Langkah PB IDI yang membawa kasus ini ke MKEK patut diapresiasi, namun publik tidak boleh dibuai oleh janji manis 'pembinaan'. Selama ini, sanksi etik kedokteran sering kali terkesan tumpul dan diselesaikan di balik pintu tertutup demi menjaga 'nama baik korps'. Kita membutuhkan transparansi yang nyata. Jika terbukti bersalah, sanksi yang dijatuhkan harus memberikan efek jera yang konkretābukan sekadar teguran tertulis atau skorsing administratif yang formalitas belaka. Kehilangan nyawa seorang pasien yang sebelumnya dicibir oleh dokter yang seharusnya merawatnya adalah noda hitam yang tidak bisa dihapus hanya dengan kata maaf.
Lebih jauh lagi, kasus ini menelanjangi stigma kelas sosial yang masih melekat kuat pada pengguna BPJS Kesehatan. Ada bias kelas yang nyata di mana pasien jaminan sosial sering kali dipandang sebelah mata, dianggap 'membebani' negara, atau 'merepotkan' rumah sakit. Sikap nirempati oknum dokter di media sosial tersebut mencerminkan mentalitas feodalistik yang masih bercokol di sebagian institusi medis kita. Pelayanan kesehatan adalah hak konstitusional, bukan belas kasihan. Ketika dokter mulai memilah empati berdasarkan metode pembayaran pasien, maka esensi dari profesi mulia ini telah mati.
Kementerian Kesehatan dan manajemen rumah sakit, termasuk RSUP Dr Sardjito, harus melakukan evaluasi radikal terhadap pembinaan karakter dan etika para tenaga medisnya. Media sosial memang ruang privat, namun ketika identitas profesi melekat, setiap narasi yang keluar adalah representasi dari institusi dan sumpah jabatan. Kita tidak boleh membiarkan ruang digital menjadi tempat pembuangan arogansi intelektual yang mengorbankan kemanusiaan. Reformasi etika medis di Indonesia tidak bisa ditunda lagi; jika tidak, kepercayaan publik terhadap sistem kesehatan kita akan runtuh hingga ke titik nadir.

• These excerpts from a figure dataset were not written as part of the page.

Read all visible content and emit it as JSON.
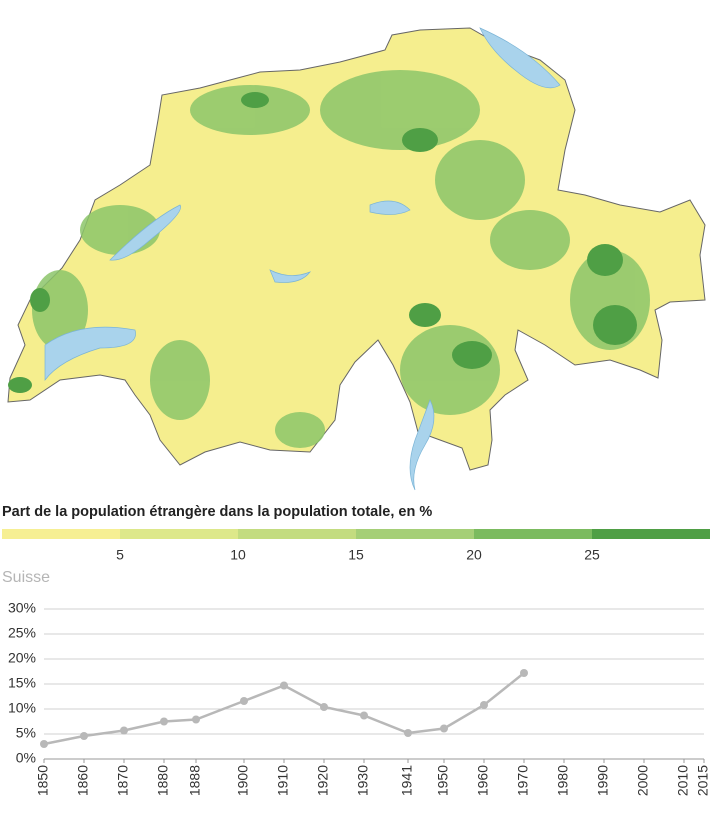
{
  "map_legend": {
    "title": "Part de la population étrangère dans la population totale, en %",
    "bins": [
      0,
      5,
      10,
      15,
      20,
      25,
      30
    ],
    "colors": [
      "#f6ef93",
      "#dde88a",
      "#c3dc80",
      "#a5cf77",
      "#7bbb5f",
      "#4f9f45"
    ],
    "ticks": [
      5,
      10,
      15,
      20,
      25
    ]
  },
  "chart_data": {
    "type": "line",
    "title": "Suisse",
    "x": [
      1850,
      1860,
      1870,
      1880,
      1888,
      1900,
      1910,
      1920,
      1930,
      1941,
      1950,
      1960,
      1970
    ],
    "series": [
      {
        "name": "Suisse",
        "color": "#b8b8b8",
        "values": [
          3.0,
          4.6,
          5.7,
          7.5,
          7.9,
          11.6,
          14.7,
          10.4,
          8.7,
          5.2,
          6.1,
          10.8,
          17.2
        ]
      }
    ],
    "xlim": [
      1850,
      2015
    ],
    "xticks": [
      1850,
      1860,
      1870,
      1880,
      1888,
      1900,
      1910,
      1920,
      1930,
      1941,
      1950,
      1960,
      1970,
      1980,
      1990,
      2000,
      2010,
      2015
    ],
    "ylim": [
      0,
      30
    ],
    "yticks": [
      {
        "value": 0,
        "label": "0%"
      },
      {
        "value": 5,
        "label": "5%"
      },
      {
        "value": 10,
        "label": "10%"
      },
      {
        "value": 15,
        "label": "15%"
      },
      {
        "value": 20,
        "label": "20%"
      },
      {
        "value": 25,
        "label": "25%"
      },
      {
        "value": 30,
        "label": "30%"
      }
    ],
    "grid": true
  }
}
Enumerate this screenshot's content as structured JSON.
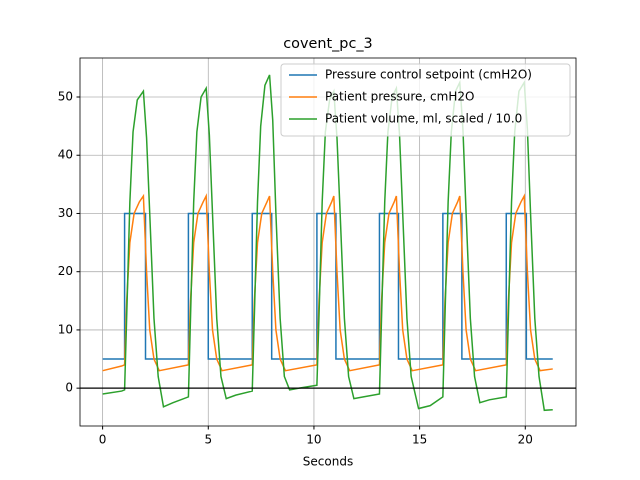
{
  "chart_data": {
    "type": "line",
    "title": "covent_pc_3",
    "x_label": "Seconds",
    "xlim": [
      -1.07,
      22.4
    ],
    "ylim": [
      -6.5,
      56.7
    ],
    "xticks": [
      0,
      5,
      10,
      15,
      20
    ],
    "yticks": [
      0,
      10,
      20,
      30,
      40,
      50
    ],
    "grid": true,
    "hline": 0,
    "legend": "upper right",
    "series": [
      {
        "name": "Pressure control setpoint (cmH2O)",
        "color": "#1f77b4",
        "x": [
          0,
          1.04,
          1.04,
          2.03,
          2.03,
          4.06,
          4.06,
          5.0,
          5.0,
          7.08,
          7.08,
          8.0,
          8.0,
          10.14,
          10.14,
          11.04,
          11.04,
          13.1,
          13.1,
          14.0,
          14.0,
          16.1,
          16.1,
          17.0,
          17.0,
          19.1,
          19.1,
          20.05,
          20.05,
          21.3
        ],
        "values": [
          5,
          5,
          30,
          30,
          5,
          5,
          30,
          30,
          5,
          5,
          30,
          30,
          5,
          5,
          30,
          30,
          5,
          5,
          30,
          30,
          5,
          5,
          30,
          30,
          5,
          5,
          30,
          30,
          5,
          5
        ]
      },
      {
        "name": "Patient pressure, cmH2O",
        "color": "#ff7f0e",
        "x": [
          0,
          0.9,
          1.04,
          1.14,
          1.29,
          1.49,
          1.74,
          1.93,
          2.08,
          2.23,
          2.43,
          2.68,
          4.06,
          4.16,
          4.31,
          4.51,
          4.76,
          4.9,
          5.05,
          5.2,
          5.4,
          5.65,
          7.08,
          7.18,
          7.33,
          7.53,
          7.78,
          7.9,
          8.05,
          8.2,
          8.4,
          8.65,
          10.14,
          10.24,
          10.39,
          10.59,
          10.84,
          10.94,
          11.09,
          11.24,
          11.44,
          11.69,
          13.1,
          13.2,
          13.35,
          13.55,
          13.8,
          13.9,
          14.05,
          14.2,
          14.4,
          14.65,
          16.1,
          16.2,
          16.35,
          16.55,
          16.8,
          16.9,
          17.05,
          17.2,
          17.4,
          17.65,
          19.1,
          19.2,
          19.35,
          19.55,
          19.8,
          19.95,
          20.1,
          20.25,
          20.45,
          20.7,
          21.3
        ],
        "values": [
          3,
          3.8,
          4,
          15,
          25,
          30,
          32,
          33,
          20,
          10,
          5,
          3,
          4,
          15,
          25,
          30,
          32,
          33,
          20,
          10,
          5,
          3,
          4,
          15,
          25,
          30,
          32,
          33,
          20,
          10,
          5,
          3,
          4,
          15,
          25,
          30,
          32,
          33,
          20,
          10,
          5,
          3,
          4,
          15,
          25,
          30,
          32,
          33,
          20,
          10,
          5,
          3,
          4,
          15,
          25,
          30,
          32,
          33,
          20,
          10,
          5,
          3,
          4,
          15,
          25,
          30,
          32,
          33,
          20,
          10,
          5,
          3,
          3.3
        ]
      },
      {
        "name": "Patient volume, ml, scaled / 10.0",
        "color": "#2ca02c",
        "x": [
          0,
          0.9,
          1.04,
          1.16,
          1.29,
          1.44,
          1.64,
          1.93,
          2.08,
          2.23,
          2.43,
          2.63,
          2.88,
          3.33,
          4.06,
          4.18,
          4.31,
          4.46,
          4.66,
          4.9,
          5.05,
          5.2,
          5.4,
          5.6,
          5.85,
          6.3,
          7.08,
          7.2,
          7.33,
          7.48,
          7.68,
          7.9,
          8.05,
          8.2,
          8.4,
          8.6,
          8.85,
          9.3,
          10.14,
          10.26,
          10.39,
          10.54,
          10.74,
          10.94,
          11.09,
          11.24,
          11.44,
          11.64,
          11.89,
          12.34,
          13.1,
          13.22,
          13.35,
          13.5,
          13.7,
          13.9,
          14.05,
          14.2,
          14.4,
          14.6,
          14.95,
          15.5,
          16.1,
          16.22,
          16.35,
          16.5,
          16.7,
          16.9,
          17.05,
          17.2,
          17.4,
          17.6,
          17.85,
          18.3,
          19.1,
          19.22,
          19.35,
          19.5,
          19.7,
          19.95,
          20.1,
          20.25,
          20.45,
          20.65,
          20.9,
          21.3
        ],
        "values": [
          -1,
          -0.5,
          -0.3,
          15,
          32,
          44,
          49.5,
          51,
          43,
          30,
          12,
          2,
          -3.2,
          -2.5,
          -1.5,
          15,
          32,
          44,
          50,
          51.5,
          43.5,
          30,
          12,
          2,
          -1.8,
          -1.2,
          -0.5,
          15,
          32,
          45,
          52,
          53.8,
          46,
          30,
          12,
          2,
          -0.3,
          0,
          0.5,
          15,
          32,
          44,
          49.5,
          51,
          43,
          30,
          12,
          2,
          -1.8,
          -1.5,
          -1,
          15,
          32,
          44,
          50,
          51.5,
          43.5,
          30,
          12,
          2,
          -3.5,
          -3,
          -1.5,
          15,
          32,
          44,
          51,
          52.5,
          44.5,
          30,
          12,
          2,
          -2.5,
          -2,
          -1.5,
          15,
          32,
          44,
          51,
          52.5,
          44.5,
          30,
          12,
          2,
          -3.8,
          -3.7
        ]
      }
    ]
  }
}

Pertanyaan yang Sering Diajukan (FAQ)
Q: Apa sanksi yang mengancam dokter yang menghina pasien BPJS di media sosial?
A: Dokter yang bersangkutan terancam sanksi etik dari Majelis Kehormatan Etik Kedokteran (MKEK) PB IDI, mulai dari sanksi ringan, sedang, berat, hingga sangat berat (seperti pembekuan izin praktik), tergantung hasil persidangan etik.
Q: Siapa oknum dokter yang viral karena mencibir pasien tersebut?

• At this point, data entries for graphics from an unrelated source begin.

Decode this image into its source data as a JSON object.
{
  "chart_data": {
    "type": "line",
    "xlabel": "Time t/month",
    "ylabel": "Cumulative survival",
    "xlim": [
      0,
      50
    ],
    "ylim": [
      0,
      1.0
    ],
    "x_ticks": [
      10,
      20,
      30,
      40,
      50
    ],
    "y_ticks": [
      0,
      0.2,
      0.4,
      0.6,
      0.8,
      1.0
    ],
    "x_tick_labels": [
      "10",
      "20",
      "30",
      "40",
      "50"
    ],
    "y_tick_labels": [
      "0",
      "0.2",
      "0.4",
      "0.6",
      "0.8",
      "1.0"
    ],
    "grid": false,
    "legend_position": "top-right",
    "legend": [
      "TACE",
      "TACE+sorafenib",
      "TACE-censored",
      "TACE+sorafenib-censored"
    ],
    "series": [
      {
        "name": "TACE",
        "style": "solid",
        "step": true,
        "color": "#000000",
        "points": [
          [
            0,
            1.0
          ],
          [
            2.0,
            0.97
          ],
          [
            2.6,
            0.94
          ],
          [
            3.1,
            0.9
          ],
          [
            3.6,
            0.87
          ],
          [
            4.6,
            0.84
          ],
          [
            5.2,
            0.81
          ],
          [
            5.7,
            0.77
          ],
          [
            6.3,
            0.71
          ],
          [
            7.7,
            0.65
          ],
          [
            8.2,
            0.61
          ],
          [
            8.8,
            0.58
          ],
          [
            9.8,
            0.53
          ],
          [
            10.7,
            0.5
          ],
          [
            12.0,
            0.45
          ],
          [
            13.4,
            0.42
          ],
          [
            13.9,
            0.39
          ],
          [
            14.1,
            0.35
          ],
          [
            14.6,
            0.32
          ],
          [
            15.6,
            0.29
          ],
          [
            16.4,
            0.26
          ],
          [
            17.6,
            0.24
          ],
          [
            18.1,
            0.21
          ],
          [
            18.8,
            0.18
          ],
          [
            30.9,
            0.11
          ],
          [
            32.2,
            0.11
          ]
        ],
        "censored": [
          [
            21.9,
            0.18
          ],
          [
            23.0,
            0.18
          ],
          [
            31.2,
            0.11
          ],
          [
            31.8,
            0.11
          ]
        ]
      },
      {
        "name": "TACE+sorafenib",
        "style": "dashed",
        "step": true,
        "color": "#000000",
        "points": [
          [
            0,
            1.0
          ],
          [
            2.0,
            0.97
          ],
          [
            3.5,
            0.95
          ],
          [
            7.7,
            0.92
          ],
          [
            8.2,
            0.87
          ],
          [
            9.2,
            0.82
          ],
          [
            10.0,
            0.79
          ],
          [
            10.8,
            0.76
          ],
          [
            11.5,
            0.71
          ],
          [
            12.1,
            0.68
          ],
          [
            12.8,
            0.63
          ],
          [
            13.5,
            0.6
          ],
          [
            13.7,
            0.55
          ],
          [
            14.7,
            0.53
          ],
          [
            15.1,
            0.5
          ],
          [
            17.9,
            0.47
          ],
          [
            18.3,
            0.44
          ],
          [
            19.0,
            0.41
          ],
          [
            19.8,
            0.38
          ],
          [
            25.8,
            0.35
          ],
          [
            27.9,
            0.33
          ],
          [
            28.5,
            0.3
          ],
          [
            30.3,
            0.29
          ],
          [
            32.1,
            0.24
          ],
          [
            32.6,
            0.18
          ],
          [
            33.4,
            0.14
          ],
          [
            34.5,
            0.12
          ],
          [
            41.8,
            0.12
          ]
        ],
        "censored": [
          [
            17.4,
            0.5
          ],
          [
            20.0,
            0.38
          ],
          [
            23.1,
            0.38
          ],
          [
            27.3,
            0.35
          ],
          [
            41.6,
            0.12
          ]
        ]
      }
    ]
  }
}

A: Salah satu akun yang disorot warganet adalah milik Elda Putri Rahardini, yang diidentifikasi sebagai dokter di RSUP Dr Sardjito. Ia telah mengakui kesalahannya dan menyampaikan permohonan maaf secara terbuka.
Q: Bagaimana kronologi awal kasus ini hingga pasien meninggal dunia?
A: Kasus bermula saat pasien mengeluhkan antrean kamar rawat inap BPJS selama 8 jam di Threads pada 22 Juli 2026. Unggahan tersebut dicibir oleh oknum nakes. Pada 1 Agustus 2026, pasien tersebut dilaporkan meninggal dunia, memicu kecaman luas dari publik.